No texto sobre JARDINS DE MEDITAÇÃO E ARTE JAPONESA observou que “ O japonês preserva cuidadosamente seus recantos de meditação. Esses são templos, onde a natureza é o altar para o encontro com a eternidade. Na tranquilidade desses jardins a alma recebe como benção o mistério nascido da terra. Em Kyoto, os jardins de pedras sem plantas, são despojados como a doutrina Zen. O Zen-Budismo foi a alma da arte japonesa. Essa escola de reflexão importada da China expandiu-se também pelo Japão e exerceu sua influência sobre arquitetos, urbanistas e artistas plásticos. Esses artistas pintavam em grandes rolos de 15 metros sobre papel ou seda. A identificação do homem com a natureza é expressa através desses segmentos lineares, onde forma e espaço se equilibram em ritmo sinuoso: rochedos e árvores retorcidas, montanhas em planos superpostos, pintura de sonho e poesia, deixando entrever um pouco da Eternidade.”

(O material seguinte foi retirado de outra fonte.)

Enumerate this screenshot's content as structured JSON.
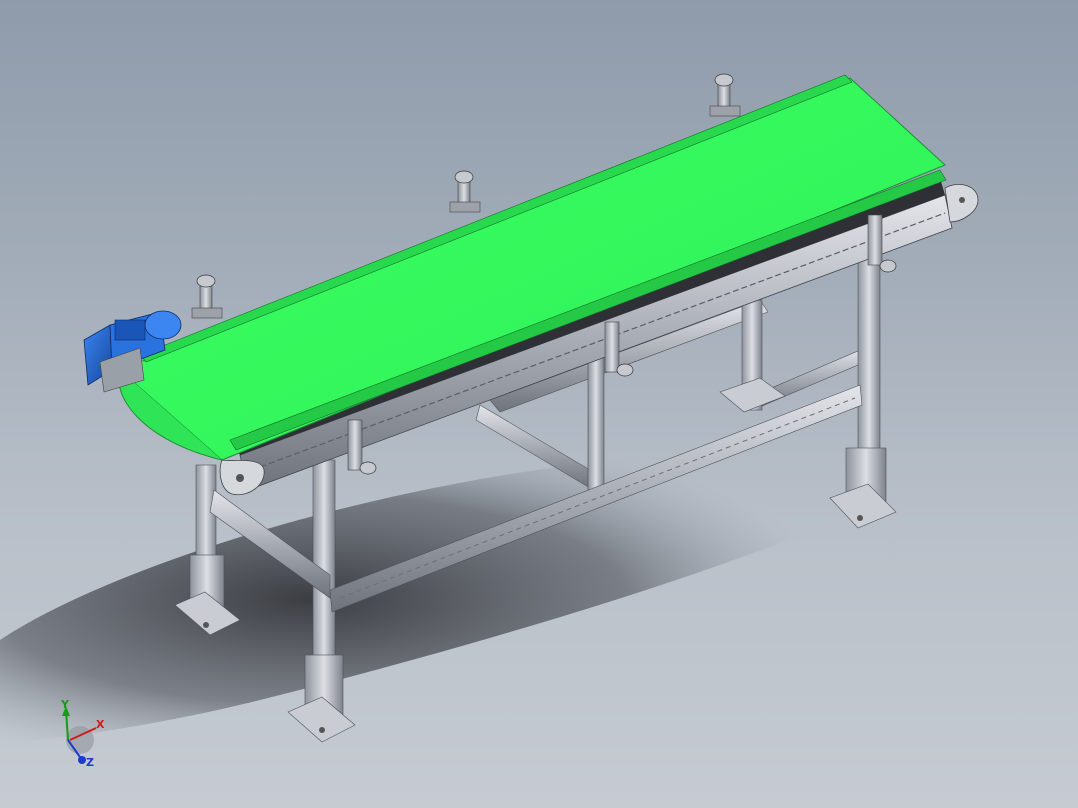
{
  "colors": {
    "background_top": "#8f9bab",
    "background_bottom": "#c6cbd2",
    "belt": "#33ff5c",
    "motor": "#1f63d6",
    "frame": "#b9bcc3"
  },
  "triad": {
    "x_label": "X",
    "y_label": "Y",
    "z_label": "Z"
  }
}
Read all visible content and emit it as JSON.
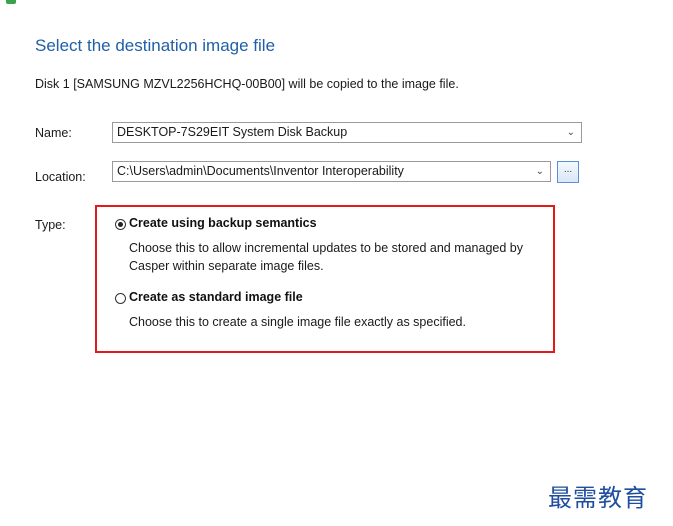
{
  "header": {
    "title": "Select the destination image file",
    "description": "Disk 1 [SAMSUNG MZVL2256HCHQ-00B00] will be copied to the image file."
  },
  "form": {
    "name_label": "Name:",
    "name_value": "DESKTOP-7S29EIT System Disk Backup",
    "location_label": "Location:",
    "location_value": "C:\\Users\\admin\\Documents\\Inventor Interoperability",
    "browse_label": "...",
    "type_label": "Type:"
  },
  "options": [
    {
      "title": "Create using backup semantics",
      "description": "Choose this to allow incremental updates to be stored and managed by Casper within separate image files.",
      "selected": true
    },
    {
      "title": "Create as standard image file",
      "description": "Choose this to create a single image file exactly as specified.",
      "selected": false
    }
  ],
  "watermark": "最需教育",
  "colors": {
    "title": "#1f5fa8",
    "highlight_box": "#e11a1a",
    "watermark": "#1f4ea0"
  }
}
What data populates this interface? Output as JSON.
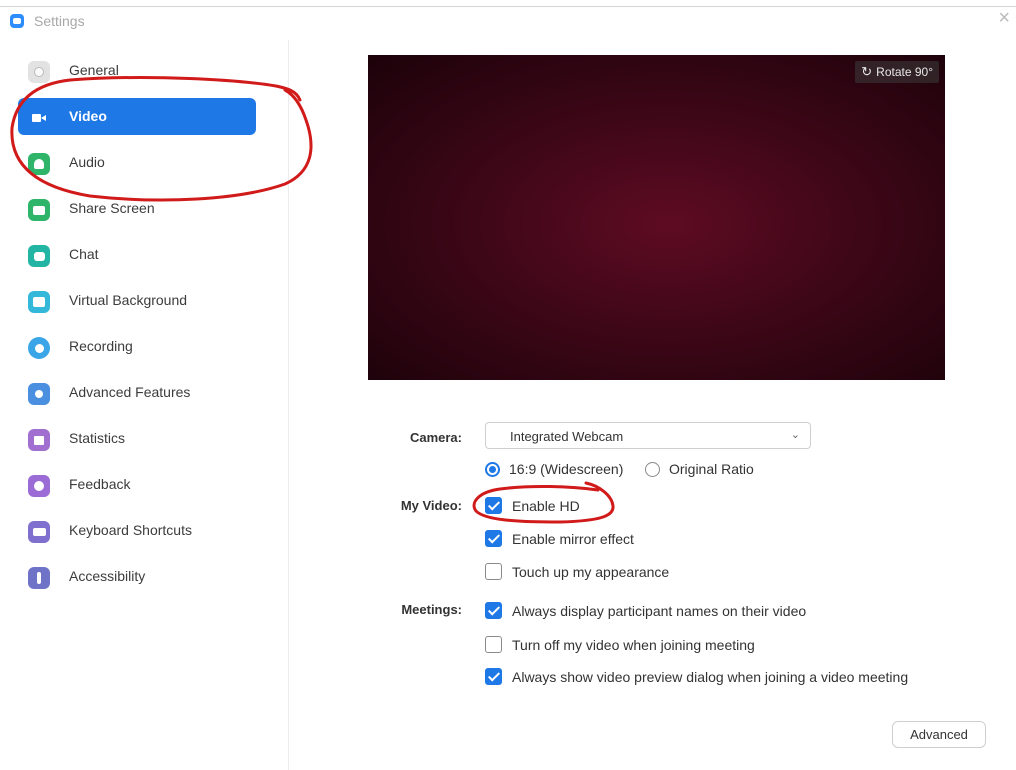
{
  "window": {
    "title": "Settings"
  },
  "sidebar": {
    "items": [
      {
        "label": "General",
        "icon": "gear-icon",
        "color": "#cfcfcf"
      },
      {
        "label": "Video",
        "icon": "video-camera-icon",
        "color": "#1e78e6",
        "active": true
      },
      {
        "label": "Audio",
        "icon": "headphones-icon",
        "color": "#2fb56a"
      },
      {
        "label": "Share Screen",
        "icon": "share-screen-icon",
        "color": "#2fb56a"
      },
      {
        "label": "Chat",
        "icon": "chat-bubble-icon",
        "color": "#22b5a4"
      },
      {
        "label": "Virtual Background",
        "icon": "person-frame-icon",
        "color": "#34b8d9"
      },
      {
        "label": "Recording",
        "icon": "record-icon",
        "color": "#3aa6e8"
      },
      {
        "label": "Advanced Features",
        "icon": "advanced-features-icon",
        "color": "#4a8fe0"
      },
      {
        "label": "Statistics",
        "icon": "bar-chart-icon",
        "color": "#a06fd0"
      },
      {
        "label": "Feedback",
        "icon": "smiley-icon",
        "color": "#9b6bd6"
      },
      {
        "label": "Keyboard Shortcuts",
        "icon": "keyboard-icon",
        "color": "#7f70cf"
      },
      {
        "label": "Accessibility",
        "icon": "accessibility-person-icon",
        "color": "#6e73c8"
      }
    ]
  },
  "preview": {
    "rotate_label": "Rotate 90°"
  },
  "camera": {
    "label": "Camera:",
    "selected": "Integrated Webcam"
  },
  "aspect": {
    "options": [
      {
        "label": "16:9 (Widescreen)",
        "selected": true
      },
      {
        "label": "Original Ratio",
        "selected": false
      }
    ]
  },
  "my_video": {
    "label": "My Video:",
    "options": [
      {
        "label": "Enable HD",
        "checked": true
      },
      {
        "label": "Enable mirror effect",
        "checked": true
      },
      {
        "label": "Touch up my appearance",
        "checked": false
      }
    ]
  },
  "meetings": {
    "label": "Meetings:",
    "options": [
      {
        "label": "Always display participant names on their video",
        "checked": true
      },
      {
        "label": "Turn off my video when joining meeting",
        "checked": false
      },
      {
        "label": "Always show video preview dialog when joining a video meeting",
        "checked": true
      }
    ]
  },
  "footer": {
    "advanced_label": "Advanced"
  },
  "colors": {
    "accent": "#1e78e6",
    "annotation": "#d11a1a"
  }
}
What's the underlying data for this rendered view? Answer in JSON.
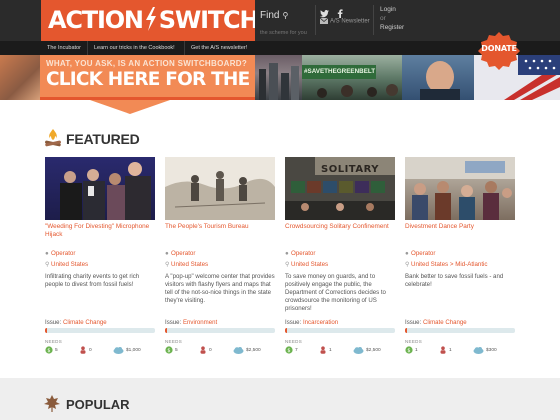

Sobre a proporção do ser humano na paisagem Maria Helena refletiu que   “A filosofia Zen ordenou sugerir e não demonstrar. O homem desaparece dentro da paisagem. A natureza que o antecipou continua, em seu silêncio, a superá-lo. O homem vive, cresce e morre. A montanha resiste, afronta tempestades, ventanias e às vezes terremotos, mas só uma energia muito forte consegue derrubá-la. Talvez, por isso mesmo, suas pinturas emocionem tanto o homem receptivo à Realidade Espiritual. Foram feitas por monges budistas dedicados à meditação. Não procuram refletir cenas realistas, mas a Eternidade das coisas.”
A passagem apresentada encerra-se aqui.